La Giornata internazionale della donna affonda le sue radici all’inizio del Novecento, in un’epoca in cui le donne non avevano diritto di voto e lavoravano in condizioni spesso durissime. In quegli anni iniziano a nascere movimenti femminili che chiedono parità salariale, tutele e riconoscimento politico. Nel 1910, durante una conferenza internazionale guidata dalla politica tedesca Clara Zetkin, viene proposta l’idea di una giornata dedicata alle rivendicazioni femminili. La data dell’8 marzo si lega poi alle manifestazioni delle donne russe del 1917, che scesero in piazza per chiedere pane e pace, in un momento cruciale della storia europea. Negli anni, la ricorrenza si consolida a livello internazionale e nel 1977 viene ufficialmente riconosciuta dalle Nazioni Unite come giornata dedicata ai diritti delle donne e alla pace.

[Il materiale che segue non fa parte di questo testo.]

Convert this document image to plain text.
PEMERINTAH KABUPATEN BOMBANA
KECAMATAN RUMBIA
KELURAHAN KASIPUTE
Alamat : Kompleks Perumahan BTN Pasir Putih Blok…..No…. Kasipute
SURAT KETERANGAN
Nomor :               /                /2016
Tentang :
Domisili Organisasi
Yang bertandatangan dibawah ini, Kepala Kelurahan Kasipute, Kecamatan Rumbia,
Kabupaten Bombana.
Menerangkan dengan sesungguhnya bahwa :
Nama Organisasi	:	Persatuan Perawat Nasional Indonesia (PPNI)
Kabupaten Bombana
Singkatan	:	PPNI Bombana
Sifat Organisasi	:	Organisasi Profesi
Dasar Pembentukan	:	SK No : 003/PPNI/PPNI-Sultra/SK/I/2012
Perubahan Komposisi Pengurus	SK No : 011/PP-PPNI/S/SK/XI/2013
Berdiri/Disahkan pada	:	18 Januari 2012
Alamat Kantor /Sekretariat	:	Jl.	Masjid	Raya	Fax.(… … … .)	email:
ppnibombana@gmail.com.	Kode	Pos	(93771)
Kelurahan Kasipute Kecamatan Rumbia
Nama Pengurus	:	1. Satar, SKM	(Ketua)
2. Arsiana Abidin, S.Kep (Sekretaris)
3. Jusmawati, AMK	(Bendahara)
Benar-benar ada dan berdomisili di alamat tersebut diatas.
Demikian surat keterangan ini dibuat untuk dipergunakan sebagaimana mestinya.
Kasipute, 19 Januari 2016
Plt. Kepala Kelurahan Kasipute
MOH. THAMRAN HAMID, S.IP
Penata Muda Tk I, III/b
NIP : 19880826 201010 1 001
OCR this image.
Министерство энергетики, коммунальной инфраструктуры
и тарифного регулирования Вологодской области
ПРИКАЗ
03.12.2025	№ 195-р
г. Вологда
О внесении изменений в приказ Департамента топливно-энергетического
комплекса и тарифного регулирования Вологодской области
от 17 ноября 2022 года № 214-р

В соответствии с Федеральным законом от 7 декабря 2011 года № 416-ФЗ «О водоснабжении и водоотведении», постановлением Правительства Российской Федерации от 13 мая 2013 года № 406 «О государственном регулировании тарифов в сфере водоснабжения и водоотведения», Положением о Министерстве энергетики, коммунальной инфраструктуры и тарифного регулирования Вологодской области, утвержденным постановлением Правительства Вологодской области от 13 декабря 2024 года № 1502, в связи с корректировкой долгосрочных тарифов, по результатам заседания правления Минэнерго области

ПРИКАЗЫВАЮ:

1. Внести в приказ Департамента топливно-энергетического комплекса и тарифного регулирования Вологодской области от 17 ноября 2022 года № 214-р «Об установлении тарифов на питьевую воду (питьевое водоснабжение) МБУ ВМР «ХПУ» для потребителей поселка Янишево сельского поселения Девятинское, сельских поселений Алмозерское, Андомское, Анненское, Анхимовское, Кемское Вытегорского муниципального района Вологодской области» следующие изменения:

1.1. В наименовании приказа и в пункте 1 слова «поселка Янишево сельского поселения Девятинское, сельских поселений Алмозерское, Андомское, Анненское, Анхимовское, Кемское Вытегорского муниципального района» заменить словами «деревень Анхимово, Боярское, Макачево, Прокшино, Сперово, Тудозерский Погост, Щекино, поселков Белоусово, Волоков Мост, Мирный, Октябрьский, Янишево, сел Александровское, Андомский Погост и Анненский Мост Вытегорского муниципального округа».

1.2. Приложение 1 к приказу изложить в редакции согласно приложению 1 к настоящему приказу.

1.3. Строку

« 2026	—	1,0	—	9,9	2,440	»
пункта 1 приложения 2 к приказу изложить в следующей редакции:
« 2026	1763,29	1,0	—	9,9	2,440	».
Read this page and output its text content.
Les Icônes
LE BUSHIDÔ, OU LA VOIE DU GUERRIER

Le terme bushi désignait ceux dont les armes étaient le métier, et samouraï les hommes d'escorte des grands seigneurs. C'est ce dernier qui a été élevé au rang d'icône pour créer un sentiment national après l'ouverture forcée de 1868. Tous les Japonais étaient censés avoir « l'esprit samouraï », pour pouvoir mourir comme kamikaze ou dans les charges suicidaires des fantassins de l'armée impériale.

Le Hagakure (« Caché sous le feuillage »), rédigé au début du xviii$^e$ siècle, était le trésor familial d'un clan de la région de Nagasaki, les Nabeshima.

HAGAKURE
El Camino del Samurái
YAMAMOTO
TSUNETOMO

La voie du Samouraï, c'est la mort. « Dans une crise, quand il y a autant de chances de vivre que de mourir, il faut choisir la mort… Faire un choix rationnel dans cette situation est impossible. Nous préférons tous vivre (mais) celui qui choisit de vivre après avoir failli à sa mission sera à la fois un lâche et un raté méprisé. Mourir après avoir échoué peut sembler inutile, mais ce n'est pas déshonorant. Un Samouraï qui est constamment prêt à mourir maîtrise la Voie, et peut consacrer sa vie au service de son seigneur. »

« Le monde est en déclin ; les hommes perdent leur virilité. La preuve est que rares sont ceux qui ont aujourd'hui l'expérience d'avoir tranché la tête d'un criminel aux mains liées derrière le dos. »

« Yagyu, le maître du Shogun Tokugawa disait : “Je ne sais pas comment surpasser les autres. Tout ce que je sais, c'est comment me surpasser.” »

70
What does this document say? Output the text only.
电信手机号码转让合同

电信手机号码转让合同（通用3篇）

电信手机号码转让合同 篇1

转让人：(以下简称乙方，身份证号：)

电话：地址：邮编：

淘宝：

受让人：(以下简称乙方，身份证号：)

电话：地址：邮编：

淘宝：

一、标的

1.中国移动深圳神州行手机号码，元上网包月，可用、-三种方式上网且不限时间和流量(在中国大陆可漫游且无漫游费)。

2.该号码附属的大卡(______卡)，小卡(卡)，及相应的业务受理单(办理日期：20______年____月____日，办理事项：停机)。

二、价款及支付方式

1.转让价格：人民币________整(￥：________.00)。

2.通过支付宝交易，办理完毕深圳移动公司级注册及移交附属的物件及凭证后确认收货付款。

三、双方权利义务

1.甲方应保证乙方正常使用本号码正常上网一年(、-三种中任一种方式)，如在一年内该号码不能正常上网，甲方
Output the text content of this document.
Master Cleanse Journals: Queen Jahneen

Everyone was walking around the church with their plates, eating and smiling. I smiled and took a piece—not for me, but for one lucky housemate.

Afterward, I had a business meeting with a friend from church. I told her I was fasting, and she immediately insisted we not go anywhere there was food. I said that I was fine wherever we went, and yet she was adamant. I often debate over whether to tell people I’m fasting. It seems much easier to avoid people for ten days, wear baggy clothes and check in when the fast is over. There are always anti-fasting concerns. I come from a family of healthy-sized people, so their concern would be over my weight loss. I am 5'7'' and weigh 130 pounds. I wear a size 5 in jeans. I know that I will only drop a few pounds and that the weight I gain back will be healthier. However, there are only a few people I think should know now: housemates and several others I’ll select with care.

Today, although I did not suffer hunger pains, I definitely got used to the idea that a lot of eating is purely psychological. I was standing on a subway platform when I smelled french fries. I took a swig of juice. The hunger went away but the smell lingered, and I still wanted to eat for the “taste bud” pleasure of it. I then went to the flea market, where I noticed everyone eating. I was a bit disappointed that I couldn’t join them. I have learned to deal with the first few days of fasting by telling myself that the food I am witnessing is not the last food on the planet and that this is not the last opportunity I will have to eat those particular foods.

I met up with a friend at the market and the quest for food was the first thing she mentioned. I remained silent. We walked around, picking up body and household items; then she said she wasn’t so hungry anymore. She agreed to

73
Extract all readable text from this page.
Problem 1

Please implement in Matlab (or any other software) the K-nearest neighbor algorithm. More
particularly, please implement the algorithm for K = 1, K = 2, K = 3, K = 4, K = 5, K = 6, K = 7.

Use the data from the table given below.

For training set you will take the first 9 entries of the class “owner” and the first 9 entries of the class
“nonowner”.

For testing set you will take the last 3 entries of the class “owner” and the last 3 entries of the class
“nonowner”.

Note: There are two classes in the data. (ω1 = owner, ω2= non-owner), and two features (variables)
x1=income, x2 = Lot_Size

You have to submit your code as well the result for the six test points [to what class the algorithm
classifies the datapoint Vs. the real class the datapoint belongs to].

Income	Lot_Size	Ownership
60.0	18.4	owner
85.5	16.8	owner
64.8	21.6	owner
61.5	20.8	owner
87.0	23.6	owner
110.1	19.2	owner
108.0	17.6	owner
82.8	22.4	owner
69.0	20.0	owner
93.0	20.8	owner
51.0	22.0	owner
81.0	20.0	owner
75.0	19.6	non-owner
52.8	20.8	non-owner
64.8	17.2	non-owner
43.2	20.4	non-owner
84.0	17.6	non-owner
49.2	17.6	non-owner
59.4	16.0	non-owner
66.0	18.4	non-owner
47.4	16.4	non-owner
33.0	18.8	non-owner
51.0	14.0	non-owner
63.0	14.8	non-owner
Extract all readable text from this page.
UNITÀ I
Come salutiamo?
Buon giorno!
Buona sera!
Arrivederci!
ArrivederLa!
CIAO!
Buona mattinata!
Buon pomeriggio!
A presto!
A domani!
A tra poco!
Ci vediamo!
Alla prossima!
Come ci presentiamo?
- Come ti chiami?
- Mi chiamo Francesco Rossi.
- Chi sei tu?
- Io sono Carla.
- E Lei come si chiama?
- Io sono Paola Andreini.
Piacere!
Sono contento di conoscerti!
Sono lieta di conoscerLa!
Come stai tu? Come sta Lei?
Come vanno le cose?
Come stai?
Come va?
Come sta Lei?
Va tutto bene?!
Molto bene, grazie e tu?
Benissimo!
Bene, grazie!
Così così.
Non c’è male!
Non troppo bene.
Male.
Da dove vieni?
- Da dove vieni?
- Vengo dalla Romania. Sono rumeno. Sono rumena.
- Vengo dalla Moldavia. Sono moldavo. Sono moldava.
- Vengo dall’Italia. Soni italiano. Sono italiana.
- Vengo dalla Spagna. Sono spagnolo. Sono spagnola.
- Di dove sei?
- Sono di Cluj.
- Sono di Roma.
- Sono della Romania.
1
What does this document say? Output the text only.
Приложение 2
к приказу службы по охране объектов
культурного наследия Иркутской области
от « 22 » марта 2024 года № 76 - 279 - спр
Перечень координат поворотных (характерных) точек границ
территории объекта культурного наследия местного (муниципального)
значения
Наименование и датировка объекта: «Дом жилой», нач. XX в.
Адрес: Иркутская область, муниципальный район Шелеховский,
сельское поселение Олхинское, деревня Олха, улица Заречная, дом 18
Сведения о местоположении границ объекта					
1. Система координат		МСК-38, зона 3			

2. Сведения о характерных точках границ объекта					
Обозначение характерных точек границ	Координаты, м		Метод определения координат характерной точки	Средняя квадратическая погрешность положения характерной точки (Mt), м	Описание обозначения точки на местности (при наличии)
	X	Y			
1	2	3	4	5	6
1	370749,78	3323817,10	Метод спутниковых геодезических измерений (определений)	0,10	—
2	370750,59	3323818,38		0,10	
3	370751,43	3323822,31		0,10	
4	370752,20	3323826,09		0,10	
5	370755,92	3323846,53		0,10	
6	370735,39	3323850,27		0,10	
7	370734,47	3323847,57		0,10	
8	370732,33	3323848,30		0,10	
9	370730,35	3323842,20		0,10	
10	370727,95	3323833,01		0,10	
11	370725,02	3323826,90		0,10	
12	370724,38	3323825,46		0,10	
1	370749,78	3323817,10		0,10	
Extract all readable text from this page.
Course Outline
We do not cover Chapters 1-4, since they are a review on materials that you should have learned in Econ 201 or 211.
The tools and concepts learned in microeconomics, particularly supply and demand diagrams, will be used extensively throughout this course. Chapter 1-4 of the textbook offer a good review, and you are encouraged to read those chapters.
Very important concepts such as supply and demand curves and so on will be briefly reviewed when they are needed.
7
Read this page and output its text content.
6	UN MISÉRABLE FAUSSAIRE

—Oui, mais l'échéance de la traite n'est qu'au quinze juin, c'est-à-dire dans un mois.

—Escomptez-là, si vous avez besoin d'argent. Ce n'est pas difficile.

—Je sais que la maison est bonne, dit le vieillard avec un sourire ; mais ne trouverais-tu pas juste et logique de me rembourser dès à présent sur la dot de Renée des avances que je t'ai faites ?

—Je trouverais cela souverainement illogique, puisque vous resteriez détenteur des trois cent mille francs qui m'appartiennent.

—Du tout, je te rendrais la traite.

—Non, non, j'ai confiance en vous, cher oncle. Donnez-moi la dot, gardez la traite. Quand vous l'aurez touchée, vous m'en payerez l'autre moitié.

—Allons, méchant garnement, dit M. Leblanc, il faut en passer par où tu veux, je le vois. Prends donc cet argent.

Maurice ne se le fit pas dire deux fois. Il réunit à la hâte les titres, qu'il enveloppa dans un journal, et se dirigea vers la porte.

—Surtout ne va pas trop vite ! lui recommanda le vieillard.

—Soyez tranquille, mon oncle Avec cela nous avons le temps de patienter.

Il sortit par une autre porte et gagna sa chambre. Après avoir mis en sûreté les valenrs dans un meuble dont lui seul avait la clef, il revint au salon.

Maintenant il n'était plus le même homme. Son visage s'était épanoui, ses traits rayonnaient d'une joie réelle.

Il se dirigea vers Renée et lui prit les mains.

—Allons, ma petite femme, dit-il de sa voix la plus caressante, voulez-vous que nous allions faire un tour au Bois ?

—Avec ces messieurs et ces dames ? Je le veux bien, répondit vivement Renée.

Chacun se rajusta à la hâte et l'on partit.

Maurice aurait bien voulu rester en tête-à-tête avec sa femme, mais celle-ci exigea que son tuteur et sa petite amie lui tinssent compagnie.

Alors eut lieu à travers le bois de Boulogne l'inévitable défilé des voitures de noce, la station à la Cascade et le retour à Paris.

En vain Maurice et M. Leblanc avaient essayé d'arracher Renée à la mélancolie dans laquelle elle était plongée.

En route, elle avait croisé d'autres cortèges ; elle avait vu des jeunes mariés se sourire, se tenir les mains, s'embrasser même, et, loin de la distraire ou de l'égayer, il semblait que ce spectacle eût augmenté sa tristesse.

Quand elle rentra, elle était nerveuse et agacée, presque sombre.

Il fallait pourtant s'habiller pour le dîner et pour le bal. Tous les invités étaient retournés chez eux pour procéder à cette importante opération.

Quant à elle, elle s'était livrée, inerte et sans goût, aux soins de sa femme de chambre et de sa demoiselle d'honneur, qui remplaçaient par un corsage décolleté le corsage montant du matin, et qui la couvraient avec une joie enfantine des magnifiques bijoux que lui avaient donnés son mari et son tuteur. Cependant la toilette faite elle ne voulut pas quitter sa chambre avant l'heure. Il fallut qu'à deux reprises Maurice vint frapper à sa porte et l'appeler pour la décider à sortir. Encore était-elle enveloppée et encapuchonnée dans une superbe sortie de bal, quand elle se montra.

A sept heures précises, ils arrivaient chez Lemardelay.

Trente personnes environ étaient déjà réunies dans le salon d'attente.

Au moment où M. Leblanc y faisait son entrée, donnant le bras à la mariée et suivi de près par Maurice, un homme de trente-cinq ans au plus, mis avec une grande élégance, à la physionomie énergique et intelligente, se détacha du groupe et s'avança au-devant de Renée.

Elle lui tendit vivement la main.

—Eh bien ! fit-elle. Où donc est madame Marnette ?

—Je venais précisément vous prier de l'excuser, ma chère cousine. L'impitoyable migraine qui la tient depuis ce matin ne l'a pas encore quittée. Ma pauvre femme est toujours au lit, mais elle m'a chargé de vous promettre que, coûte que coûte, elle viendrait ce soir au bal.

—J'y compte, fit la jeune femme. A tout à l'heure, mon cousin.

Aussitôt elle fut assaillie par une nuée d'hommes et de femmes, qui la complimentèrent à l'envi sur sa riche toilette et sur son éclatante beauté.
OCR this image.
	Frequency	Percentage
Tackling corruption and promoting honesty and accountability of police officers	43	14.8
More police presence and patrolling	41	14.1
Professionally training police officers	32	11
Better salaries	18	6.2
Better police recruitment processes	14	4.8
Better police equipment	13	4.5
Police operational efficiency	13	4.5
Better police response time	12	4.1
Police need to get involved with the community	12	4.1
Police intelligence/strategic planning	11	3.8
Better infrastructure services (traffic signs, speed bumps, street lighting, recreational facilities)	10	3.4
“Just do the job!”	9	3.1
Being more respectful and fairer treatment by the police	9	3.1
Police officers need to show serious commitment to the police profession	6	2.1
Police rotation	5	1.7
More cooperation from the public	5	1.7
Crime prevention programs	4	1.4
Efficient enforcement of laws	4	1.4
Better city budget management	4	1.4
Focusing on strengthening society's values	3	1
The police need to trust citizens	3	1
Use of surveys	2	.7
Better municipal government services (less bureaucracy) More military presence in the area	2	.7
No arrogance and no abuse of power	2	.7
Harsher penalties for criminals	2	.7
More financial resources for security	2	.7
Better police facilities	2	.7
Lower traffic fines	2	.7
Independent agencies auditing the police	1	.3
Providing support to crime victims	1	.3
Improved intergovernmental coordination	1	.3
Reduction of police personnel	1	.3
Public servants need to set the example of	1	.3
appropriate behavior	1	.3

In Italia, la prima celebrazione arriva nel 1946. È l’Unione Donne Italiane a scegliere la mimosa come simbolo: un fiore semplice, che sboccia proprio a marzo, economico e facile da trovare. Da allora è diventato il segno distintivo dell’8 marzo nel nostro Paese. Col tempo, il significato della giornata si è ampliato. Oggi l’8 marzo è insieme memoria e attualità: si parla di parità salariale, di rappresentanza, di diritti riproduttivi, di violenza di genere. È una giornata che invita a fermarsi un attimo e a chiedersi dove siamo arrivati — e dove vogliamo andare. Certo, resta anche la dimensione più leggera: i fiori regalati, le serate organizzate, i momenti di condivisione tra donne. Ma ridurre tutto a una “festa” rischia di far perdere il senso più profondo della data. L’8 marzo non nasce per celebrare un genere, ma per ricordare un percorso collettivo fatto di conquiste, battaglie e trasformazioni sociali.
E forse è proprio questo il punto: ogni anno questa ricorrenza torna a ricordarci che i diritti non sono mai scontati. Si costruiscono nel tempo, si difendono, si aggiornano. Proprio come la società che cambia.